Microsoft CEO Talks xCloud, Says It Won't Come At Expense Of Console/PC

Satya Nadella sees a lot of growth potential for streaming, and it won't stop Microsoft from pursuing console and PC efforts.


One of Microsoft's strategies for the future of gaming is streaming. It's still early days, and Microsoft's xCloud service has only just released, but CEO Satya Nadella said recently that he sees a lot of potential for streaming to help grow gaming beyond console and PC.

During Microsoft's latest earnings call, Nadella cautioned right up top that xCloud is still in its "very early days." But with that in mind, Nadella said Microsoft feels optimistic about the opportunity that streaming provides to help expand the market for Xbox beyond traditional platforms.

"The service today really allows us to take our catalog and not be limited to any of the traditional endpoints, in particular the console and the PC, and expand beyond that. And so, as you can imagine, that I think from our research perspective is very exciting to us," Nadella said. "And the fact that we now have a technology solution to do so, we are in the very early innings of that."

Also during the interview, Nadella stressed that Microsoft remains intent on providing a good experience to fans on console and PC, despite whatever investment it makes into streaming.
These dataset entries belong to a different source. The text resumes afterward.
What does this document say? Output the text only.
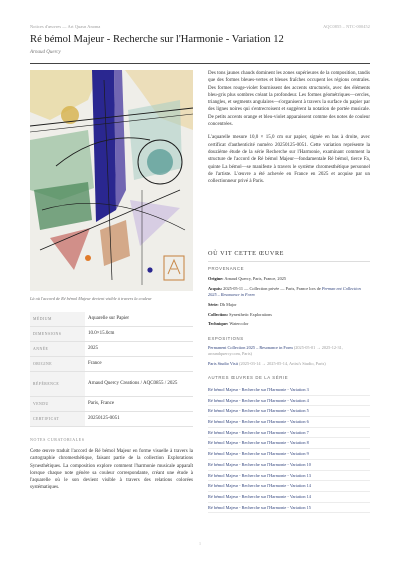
Notices d'œuvres — Art Quasn Anoma	AQC0855 – NTC-000452
Ré bémol Majeur - Recherche sur l'Harmonie - Variation 12
Arnaud Quercy
Là où l'accord de Ré bémol Majeur devient visible à travers la couleur
MÉDIUM	Aquarelle sur Papier
DIMENSIONS	10.0×15.0cm
ANNÉE	2025
ORIGINE	France
RÉFÉRENCE	Arnaud Quercy Creations / AQC0855 / 2025
VENDU	Paris, France
CERTIFICAT	20250125-0051
NOTES CURATORIALES
Cette œuvre traduit l'accord de Ré bémol Majeur en forme visuelle à travers la cartographie chromesthétique, faisant partie de la collection Explorations Synesthétiques. La composition explore comment l'harmonie musicale apparaît lorsque chaque note génère sa couleur correspondante, créant une étude à l'aquarelle où le son devient visible à travers des relations colorées systématiques.

Des tons jaunes chauds dominent les zones supérieures de la composition, tandis que des formes bleues-vertes et bleues fraîches occupent les régions centrales. Des formes rouge-violet fournissent des accents structurels, avec des éléments bleu-gris plus sombres créant la profondeur. Les formes géométriques—cercles, triangles, et segments angulaires—s'organisent à travers la surface du papier par des lignes noires qui s'entrecroisent et suggèrent la notation de portée musicale. De petits accents orange et bleu-violet apparaissent comme des notes de couleur concentrées.

L'aquarelle mesure 10,0 × 15,0 cm sur papier, signée en bas à droite, avec certificat d'authenticité numéro 20250125-0051. Cette variation représente la douzième étude de la série Recherche sur l'Harmonie, examinant comment la structure de l'accord de Ré bémol Majeur—fondamentale Ré bémol, tierce Fa, quinte La bémol—se manifeste à travers le système chromesthétique personnel de l'artiste. L'œuvre a été achevée en France en 2025 et acquise par un collectionneur privé à Paris.

OÙ VIT CETTE ŒUVRE
PROVENANCE

Origine: Arnaud Quercy, Paris, France, 2025

Acquis: 2025-05-11 — Collection privée — Paris, France lors de Perman ent Collection 2025 – Resonance in Form

Série: Dh Major

Collection: Synesthetic Explorations

Technique: Watercolor

EXPOSITIONS

Permanent Collection 2025 – Resonance in Form (2025-05-01 → 2025-12-31, aroundquercy.com, Paris)

Paris Studio Visit (2025-03-14 → 2025-05-14, Artist's Studio, Paris)

AUTRES ŒUVRES DE LA SÉRIE
Ré bémol Majeur - Recherche sur l'Harmonie - Variation 3
Ré bémol Majeur - Recherche sur l'Harmonie - Variation 4
Ré bémol Majeur - Recherche sur l'Harmonie - Variation 5
Ré bémol Majeur - Recherche sur l'Harmonie - Variation 6
Ré bémol Majeur - Recherche sur l'Harmonie - Variation 7
Ré bémol Majeur - Recherche sur l'Harmonie - Variation 8
Ré bémol Majeur - Recherche sur l'Harmonie - Variation 9
Ré bémol Majeur - Recherche sur l'Harmonie - Variation 10
Ré bémol Majeur - Recherche sur l'Harmonie - Variation 13
Ré bémol Majeur - Recherche sur l'Harmonie - Variation 14
Ré bémol Majeur - Recherche sur l'Harmonie - Variation 14
Ré bémol Majeur - Recherche sur l'Harmonie - Variation 15
1
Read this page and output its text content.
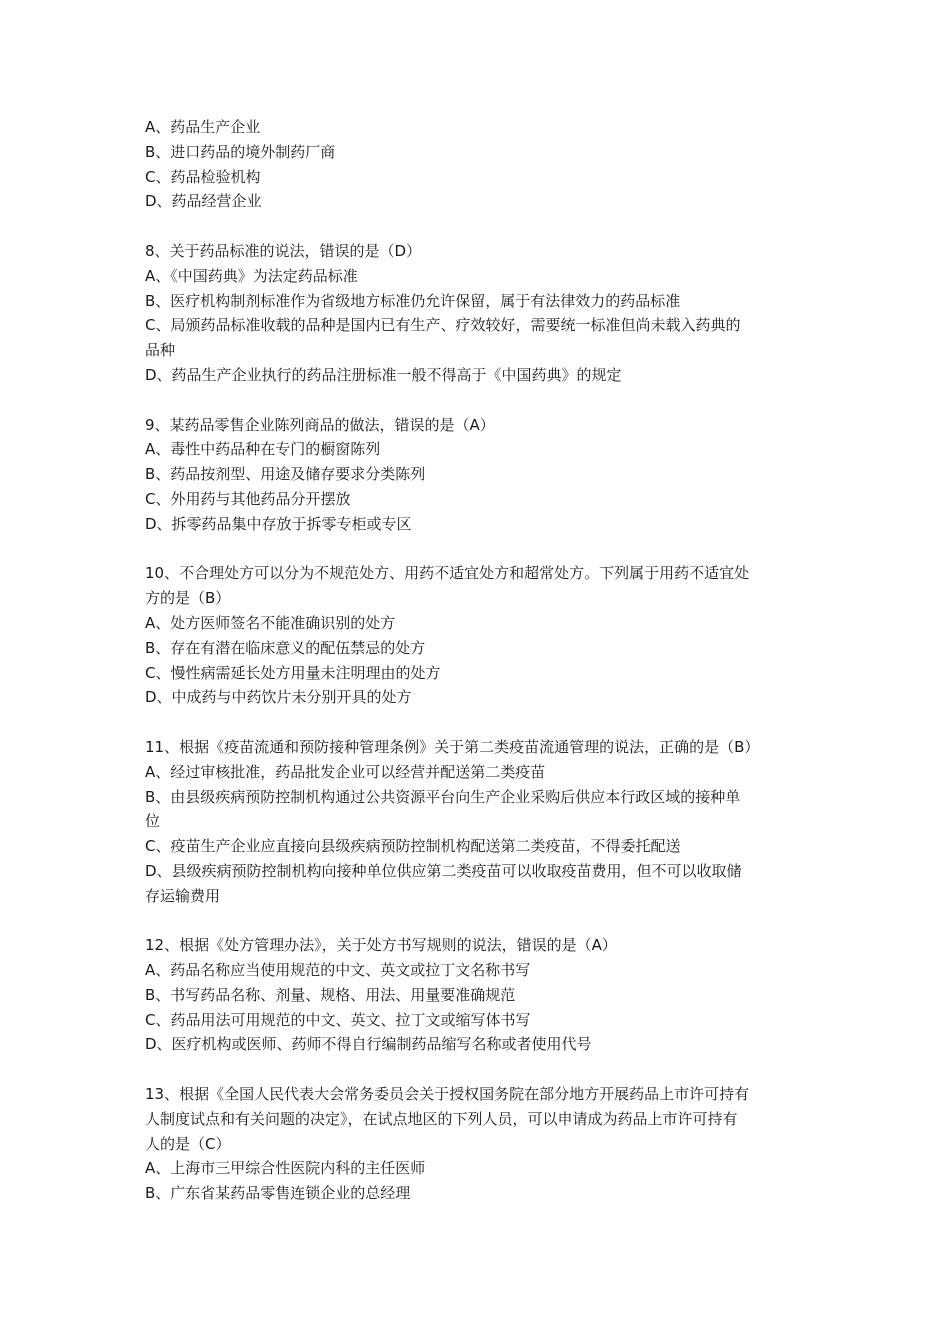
A、药品生产企业
B、进口药品的境外制药厂商
C、药品检验机构
D、药品经营企业
8、关于药品标准的说法，错误的是（D）
A、《中国药典》为法定药品标准
B、医疗机构制剂标准作为省级地方标准仍允许保留，属于有法律效力的药品标准
C、局颁药品标准收载的品种是国内已有生产、疗效较好，需要统一标准但尚未载入药典的
品种
D、药品生产企业执行的药品注册标准一般不得高于《中国药典》的规定
9、某药品零售企业陈列商品的做法，错误的是（A）
A、毒性中药品种在专门的橱窗陈列
B、药品按剂型、用途及储存要求分类陈列
C、外用药与其他药品分开摆放
D、拆零药品集中存放于拆零专柜或专区
10、不合理处方可以分为不规范处方、用药不适宜处方和超常处方。下列属于用药不适宜处
方的是（B）
A、处方医师签名不能准确识别的处方
B、存在有潜在临床意义的配伍禁忌的处方
C、慢性病需延长处方用量未注明理由的处方
D、中成药与中药饮片未分别开具的处方
11、根据《疫苗流通和预防接种管理条例》关于第二类疫苗流通管理的说法，正确的是（B）
A、经过审核批准，药品批发企业可以经营并配送第二类疫苗
B、由县级疾病预防控制机构通过公共资源平台向生产企业采购后供应本行政区域的接种单
位
C、疫苗生产企业应直接向县级疾病预防控制机构配送第二类疫苗，不得委托配送
D、县级疾病预防控制机构向接种单位供应第二类疫苗可以收取疫苗费用，但不可以收取储
存运输费用
12、根据《处方管理办法》，关于处方书写规则的说法，错误的是（A）
A、药品名称应当使用规范的中文、英文或拉丁文名称书写
B、书写药品名称、剂量、规格、用法、用量要准确规范
C、药品用法可用规范的中文、英文、拉丁文或缩写体书写
D、医疗机构或医师、药师不得自行编制药品缩写名称或者使用代号
13、根据《全国人民代表大会常务委员会关于授权国务院在部分地方开展药品上市许可持有
人制度试点和有关问题的决定》，在试点地区的下列人员，可以申请成为药品上市许可持有
人的是（C）
A、上海市三甲综合性医院内科的主任医师
B、广东省某药品零售连锁企业的总经理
Nadella said Microsoft is intent on "ensuring that we are doing a fantastic job for all our console gamers and PC gamers." This comment lines up with what Xbox boss Phil Spencer and others have said before, that Microsoft's strategy is to meet players on whatever platform they have.

Spencer has said he wants xCloud to be on every screen in the world, and one way Microsoft may do this is by selling a streaming stick of sorts that you can plug into your TV and play Xbox games. Microsoft is doing all of this so it can create more Xbox Live users who pay the monthly fee and create a bigger stream of recurring revenue for Xbox.

Business is good at Xbox lately, as gaming revenue at Microsoft just reached quarterly revenue of $5 billion for the first time ever thanks in part to the launch of Xbox Series X|S and more. Overall, Microsoft made enough money in the past three months to pay for the Bethesda acquisition twice.